Bir WhatsApp mesajı: “Yeni yazınızı bekliyoruz sayın hocam.” (16.30)
Ateşin sıcak renklerini taşıyan Galatasaray 24. kez şampiyonluğunu yazdırmışken tarihe...
Siyonist İsrail, zulmün karanlık defterine bir vahşet daha yazdırmış aynı gün, Gazze'nin Refah Mahallesi'nde onlarca masum bebek, mazlum mümin-müminat şehadet defterine isimlerini yazdırmış...Daha ben ne yazayım Talha kardeşim?
Tarih denen ihtiyar dede, zamanın modern ve çağdaş vakitlerinde bunca zulmü, kitabın ortasına titrek elleri ile yazmışken daha ben ne yazayım?
Dünyadaki hiçbir hak, hukuk, kural kaydı tanımayan zalim Siyonistlerin yaptıklarına, göz yummuş insanlar, ses çıkarmaz kalabalıklar, dünya sevdalısı zavallılar arasında ben ne yazayım?
Karadan gemiler yürüten, aşılamaz denen Bizans surlarının çürümüş dişlerini tek tek söken Fatih Sultan Dedem eski bir çağı kapatıp, vaktin adını Yeniçağ yazmışken daha ben ne yazayım Talha kardeşim?
İstanbul'u fetheden iman, kalemin ucundan damlayan mürekkep olmuş, İslam’ın adaletini mümin/kafir tüm gönüllere yazmışken daha ben ne yazayım?
İnsanların tüm davranışları, hedefleri, hayalleri, “yapay zekayla” yazılmış ve vicdanlar esir edilmişken ben ne yazayım?

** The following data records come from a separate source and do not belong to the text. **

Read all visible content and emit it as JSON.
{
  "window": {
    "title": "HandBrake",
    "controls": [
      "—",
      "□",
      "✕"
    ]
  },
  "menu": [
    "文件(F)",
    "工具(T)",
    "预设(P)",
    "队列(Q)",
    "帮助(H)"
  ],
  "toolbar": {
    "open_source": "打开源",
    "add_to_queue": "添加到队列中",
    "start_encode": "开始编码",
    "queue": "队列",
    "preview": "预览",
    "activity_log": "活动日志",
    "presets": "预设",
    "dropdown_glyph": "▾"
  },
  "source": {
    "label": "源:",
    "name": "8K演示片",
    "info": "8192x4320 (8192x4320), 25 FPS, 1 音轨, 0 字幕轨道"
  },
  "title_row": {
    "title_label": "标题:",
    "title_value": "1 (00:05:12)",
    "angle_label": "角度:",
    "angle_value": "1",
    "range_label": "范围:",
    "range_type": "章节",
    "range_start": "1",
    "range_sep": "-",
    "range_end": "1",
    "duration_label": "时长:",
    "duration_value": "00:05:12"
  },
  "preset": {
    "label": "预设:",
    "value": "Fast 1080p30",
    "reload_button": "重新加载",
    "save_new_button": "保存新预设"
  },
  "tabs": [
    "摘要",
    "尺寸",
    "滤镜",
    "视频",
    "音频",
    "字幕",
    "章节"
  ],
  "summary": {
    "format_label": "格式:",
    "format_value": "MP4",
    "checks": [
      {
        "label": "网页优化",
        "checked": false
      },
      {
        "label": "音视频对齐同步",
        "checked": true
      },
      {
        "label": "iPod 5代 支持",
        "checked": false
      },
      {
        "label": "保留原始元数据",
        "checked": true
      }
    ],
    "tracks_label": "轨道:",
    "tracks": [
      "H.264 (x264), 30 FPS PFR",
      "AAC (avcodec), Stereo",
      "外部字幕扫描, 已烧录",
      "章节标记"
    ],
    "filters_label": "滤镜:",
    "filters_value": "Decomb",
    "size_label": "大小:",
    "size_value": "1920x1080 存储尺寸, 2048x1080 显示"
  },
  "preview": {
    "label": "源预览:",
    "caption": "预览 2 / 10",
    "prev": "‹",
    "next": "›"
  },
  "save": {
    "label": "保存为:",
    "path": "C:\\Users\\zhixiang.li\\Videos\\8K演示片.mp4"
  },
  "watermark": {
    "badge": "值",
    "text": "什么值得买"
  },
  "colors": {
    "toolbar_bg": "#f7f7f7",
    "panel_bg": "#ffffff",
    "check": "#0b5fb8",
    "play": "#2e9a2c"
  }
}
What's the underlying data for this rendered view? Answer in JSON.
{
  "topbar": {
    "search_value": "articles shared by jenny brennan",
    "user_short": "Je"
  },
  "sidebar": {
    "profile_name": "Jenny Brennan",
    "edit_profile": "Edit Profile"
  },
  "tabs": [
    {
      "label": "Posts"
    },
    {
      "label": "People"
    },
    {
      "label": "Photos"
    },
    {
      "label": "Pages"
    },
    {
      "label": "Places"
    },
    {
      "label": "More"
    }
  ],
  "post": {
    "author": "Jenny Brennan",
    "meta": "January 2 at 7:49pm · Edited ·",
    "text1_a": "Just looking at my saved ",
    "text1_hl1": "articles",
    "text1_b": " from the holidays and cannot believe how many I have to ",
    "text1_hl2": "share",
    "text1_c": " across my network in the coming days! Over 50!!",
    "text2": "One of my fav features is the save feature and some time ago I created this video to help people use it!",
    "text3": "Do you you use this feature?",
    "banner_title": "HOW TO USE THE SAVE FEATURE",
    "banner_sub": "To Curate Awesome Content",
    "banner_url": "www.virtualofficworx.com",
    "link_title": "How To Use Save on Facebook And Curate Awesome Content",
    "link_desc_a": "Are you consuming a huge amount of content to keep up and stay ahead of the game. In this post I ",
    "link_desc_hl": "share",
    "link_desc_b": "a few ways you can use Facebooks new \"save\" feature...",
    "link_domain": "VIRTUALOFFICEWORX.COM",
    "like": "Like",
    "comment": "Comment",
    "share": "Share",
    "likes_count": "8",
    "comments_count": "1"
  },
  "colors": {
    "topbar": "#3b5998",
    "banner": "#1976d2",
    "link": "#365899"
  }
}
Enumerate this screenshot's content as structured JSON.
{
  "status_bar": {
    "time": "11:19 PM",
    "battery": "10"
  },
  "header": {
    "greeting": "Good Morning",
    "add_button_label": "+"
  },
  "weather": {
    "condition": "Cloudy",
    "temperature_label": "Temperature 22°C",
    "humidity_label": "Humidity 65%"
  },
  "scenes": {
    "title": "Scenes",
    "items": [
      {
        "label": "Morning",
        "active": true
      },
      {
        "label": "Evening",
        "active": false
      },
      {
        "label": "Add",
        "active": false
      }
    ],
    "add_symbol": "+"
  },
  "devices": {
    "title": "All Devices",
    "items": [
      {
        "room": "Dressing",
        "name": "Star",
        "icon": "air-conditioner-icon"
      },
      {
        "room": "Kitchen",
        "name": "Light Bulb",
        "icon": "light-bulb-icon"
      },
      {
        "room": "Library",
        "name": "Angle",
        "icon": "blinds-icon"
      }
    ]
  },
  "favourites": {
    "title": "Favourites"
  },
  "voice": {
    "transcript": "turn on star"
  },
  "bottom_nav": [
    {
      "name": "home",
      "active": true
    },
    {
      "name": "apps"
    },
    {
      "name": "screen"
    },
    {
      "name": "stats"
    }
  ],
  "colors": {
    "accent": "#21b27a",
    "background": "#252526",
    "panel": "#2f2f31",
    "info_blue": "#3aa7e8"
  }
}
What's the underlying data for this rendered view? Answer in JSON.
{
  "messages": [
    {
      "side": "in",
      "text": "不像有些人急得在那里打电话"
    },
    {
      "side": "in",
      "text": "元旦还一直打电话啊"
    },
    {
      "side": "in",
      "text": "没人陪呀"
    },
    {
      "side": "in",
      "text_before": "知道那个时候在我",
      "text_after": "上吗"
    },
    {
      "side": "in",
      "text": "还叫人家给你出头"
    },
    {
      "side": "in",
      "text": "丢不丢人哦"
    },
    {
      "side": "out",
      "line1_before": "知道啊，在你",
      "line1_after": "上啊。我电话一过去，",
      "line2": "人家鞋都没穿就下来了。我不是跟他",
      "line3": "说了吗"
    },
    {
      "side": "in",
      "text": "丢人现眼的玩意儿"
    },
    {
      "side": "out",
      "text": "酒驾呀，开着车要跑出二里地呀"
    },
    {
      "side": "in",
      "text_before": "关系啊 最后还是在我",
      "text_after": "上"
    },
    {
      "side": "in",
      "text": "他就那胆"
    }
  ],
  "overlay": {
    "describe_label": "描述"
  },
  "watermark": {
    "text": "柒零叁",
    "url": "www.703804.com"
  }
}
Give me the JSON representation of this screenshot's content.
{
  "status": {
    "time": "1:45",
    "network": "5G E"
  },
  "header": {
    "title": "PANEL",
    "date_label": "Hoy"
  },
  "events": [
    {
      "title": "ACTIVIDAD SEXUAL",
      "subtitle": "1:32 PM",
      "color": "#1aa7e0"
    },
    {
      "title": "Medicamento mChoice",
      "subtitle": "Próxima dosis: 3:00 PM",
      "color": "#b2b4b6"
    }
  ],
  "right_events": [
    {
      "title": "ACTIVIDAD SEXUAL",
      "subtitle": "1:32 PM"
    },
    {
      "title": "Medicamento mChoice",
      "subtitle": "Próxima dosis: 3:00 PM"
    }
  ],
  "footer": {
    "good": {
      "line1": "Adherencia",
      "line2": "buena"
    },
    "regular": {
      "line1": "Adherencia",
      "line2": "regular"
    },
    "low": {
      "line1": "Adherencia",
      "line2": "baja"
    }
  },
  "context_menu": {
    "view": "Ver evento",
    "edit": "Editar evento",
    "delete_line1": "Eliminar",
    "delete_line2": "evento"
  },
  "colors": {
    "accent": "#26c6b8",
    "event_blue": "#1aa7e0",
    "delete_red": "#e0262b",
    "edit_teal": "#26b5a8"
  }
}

Yüce Rabbimiz tabiatın bağrına mevsim adını yeniden diriliş anlamında “bahar” yazmışken ve dallara çiçeği, çiçeklere meyveyi yazmışken ben “hamdolsun”dan başka ne yazayım!
İnsanın kaderine, kederden bir cümle yazılmışsa Yaradan ben muştular yazsam ne yazmış olabilirim ki kardeşim. Bu yazma işi artık yormaya başladı yüreğimi. İnsanlar tüketim kültürünün altında, inim inim inlerken yeni yeni yazılar tasarlamak zor be kardeşim.
Sevinci, mutluluğu, huzuru, güveni, aşkı, neşeyi, harf harf yazmak varken; vahşetin, zulmün, katliamın, soykırımın, vurdumduymazlığın, vicdansızlığın hecelerini yazmanın ne anlamı var kardeşim?
Kelimeler, mananın kalıbıdır ve mana kelimelerin canıdır. Anlam da bu bağlamda saklıdır. İş böyleyken... Ben hangi bağlamda, hangi manayı, hangi kelimeyle yazayım kardeşim.
Yazan adam, çağının şahididir derler. Ya gördüğü ya da sezdiği ne varsa kelimeleriyle inşa eder gönül aynasından yansıyanları. Sırrı dökülmüş aynanın, karşısında anlamı bilinmeyen kelimelerle ne yazayım?
Kalemle yazmayı öğreten Rabbinin yaratmaktaki gayesini unutursa insan, hatırlamak için, hatırlatmak için yazmaz mıyım kardeşim?
“Yeni yazınızı bekliyoruz sayın hocam” komutuyla gelen ricayı geri çevirmemek için yeniyi söylemek, yeniyi düşünmek için çabalamayı önemsiyoruz ama her yeninin kısa zaman içinde tekrarlanıp eskidiğini görüyoruz kardeşim.
Fakat dün akşam Refah’a yapılan yeni saldırı, yeni zulümler hatırlattı bizlere. Yeniden dirilme aşkını, yeniden direnme sevdasını versin de istiyoruz Rabbimizden.
Şampiyonluğun nefislere üfürdüğü sevinçler kadar, şehadet sevdasının ruhlara ilham ettiği muştulara hasret nesillere yazalım kardeşim.
Sen de geçebilirsin yardan, anadan, serden.
Senin de destanını okuyalım ezberden.
Haberin yok gibidir, taşıdığın değerden
Evde sensin, dilde sen, gönüldesin baştasın
Fatih'in İstanbul'u fethettiği yaştasın.